Bosnia and Herzegovina Business Forecast Report Q4 2009
Sub-National Divisions To Hamper Policy Reform
Bosnia remains on track for a 3.0% contraction of real GDP in 2009, as FDI inflows, credit growth
and external demand all take a beating at the hands of the eurozone recession. Sizeable imbalances
in the banking sector will further impact the growth outlook, as the necessity of structural
correction forces the reining-in of consumer and business finance. Moreover, GDP growth is set to
remain sluggish in H110, although we forecast positive growth of 1.5% for full-year 2010 as external
demand and international lending start to recover in the second half of next year. Compounding
Bosnia’s economic problems will be the country’s fractious domestic political climate. With the two
sub-state entities remaining divided over fiscal reform and other intra-national disputes, Sarajevo’s
capacity for decisive policy reform will remain weighed down.

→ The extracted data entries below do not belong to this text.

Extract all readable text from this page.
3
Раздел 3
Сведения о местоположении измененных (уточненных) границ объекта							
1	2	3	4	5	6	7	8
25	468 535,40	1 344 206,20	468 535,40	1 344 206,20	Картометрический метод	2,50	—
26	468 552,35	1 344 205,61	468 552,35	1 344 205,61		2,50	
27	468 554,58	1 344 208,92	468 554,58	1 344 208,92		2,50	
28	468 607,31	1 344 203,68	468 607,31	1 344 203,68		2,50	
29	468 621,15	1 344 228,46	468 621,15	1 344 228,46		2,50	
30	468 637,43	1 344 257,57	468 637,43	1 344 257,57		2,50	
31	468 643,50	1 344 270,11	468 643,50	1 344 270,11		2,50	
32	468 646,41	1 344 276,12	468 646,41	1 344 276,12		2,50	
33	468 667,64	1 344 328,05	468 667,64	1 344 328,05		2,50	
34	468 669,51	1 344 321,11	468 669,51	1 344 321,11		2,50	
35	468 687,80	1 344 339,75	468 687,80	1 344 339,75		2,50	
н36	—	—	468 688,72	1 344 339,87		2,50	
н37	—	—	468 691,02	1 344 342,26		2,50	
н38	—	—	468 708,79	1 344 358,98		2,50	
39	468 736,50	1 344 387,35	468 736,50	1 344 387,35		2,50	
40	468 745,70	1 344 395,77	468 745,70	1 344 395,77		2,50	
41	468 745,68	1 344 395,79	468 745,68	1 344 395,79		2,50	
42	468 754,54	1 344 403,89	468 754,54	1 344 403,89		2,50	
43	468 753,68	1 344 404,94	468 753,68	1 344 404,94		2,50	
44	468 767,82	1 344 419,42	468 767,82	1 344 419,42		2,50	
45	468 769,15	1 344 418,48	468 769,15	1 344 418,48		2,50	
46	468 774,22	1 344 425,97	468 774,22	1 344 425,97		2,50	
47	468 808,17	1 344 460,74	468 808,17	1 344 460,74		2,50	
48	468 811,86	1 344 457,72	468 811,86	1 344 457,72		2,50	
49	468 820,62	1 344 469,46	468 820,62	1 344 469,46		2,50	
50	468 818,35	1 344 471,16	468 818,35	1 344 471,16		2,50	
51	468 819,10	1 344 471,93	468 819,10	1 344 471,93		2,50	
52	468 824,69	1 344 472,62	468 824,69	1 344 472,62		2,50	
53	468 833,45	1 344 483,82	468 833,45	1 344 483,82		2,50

On July 8, the Executive Board of the IMF gave final approval to Bosnia-Herzegovina’s planned
Stand-By Arrangement (SBA), which is set to provide EUR1.2bn of emergency financial lending
over a 36-month period. Despite the Fund’s positive decision, however, we caution that there are
still substantial risks to the SBA’s successful dispersal. For the IMF’s fiscal requirements to be met,
the Muslim-Croat Federation must cut around EUR207.0mn, which represents a level of contraction
that will entail extreme public discomfort. Accordingly, while we do expect the SBA funding to begin
being dispersed in the relatively near future, we caution that there are still risks of further delays
in the short term. Moreover, we caution that the political consequences of the state government
forging ahead with the IMF deal in the face of public opposition could be serious, both for social
stability and for government popularity.
The Bosnian current account deficit came in at EUR156.6mn in Q109, down 58.2% y-o-y from
the EUR374.8mn shortfall recorded in Q108. This represents the smallest quarterly current account
deficit seen since Q107, and fits with our view for external asymmetries throughout much
of emerging Europe to correct swiftly over the medium term as foreign capital availability dries
up. We forecast Bosnia’s current account shortfall to narrow to 7.9% of GDP in 2009 and 5.3%
in 2010, from 14.9% in 2008. Meanwhile, the Bosnian consumer price index (CPI) contracted by
1.7% y-o-y in June, according to BMI calculations, following on from the 0.9% fall seen in May.
In light of these substantial price falls, we have revised down our end-2009 Bosnian CPI growth
forecast to 0.3% (we hold to our end-2010 target of 3.5%), and caution that risks are weighted to
the downside.
Croatia’s leading mass grocery retailer (MGR) Konzum has announced that it has secured a longterm
lease on 11 stores owned by Super Nova, a retail chain operating in Bosnia. The expansion
will increase Konzum’s presence in the country to over 90 outlets. The fact that Konzum leads
the Bosnian MGR sector with a market share below 15% highlights the fragmented state of the
industry. That said, given its strategy of rapid expansion, BMI believes Konzum is best placed
among Bosnia’s retailers to break the 20% market share barrier. We stress that Konzum’s expansion
is an encouraging sign of the development and maturation of Bosnia’s grocery market, and
of its increasing accessibility to foreign investors.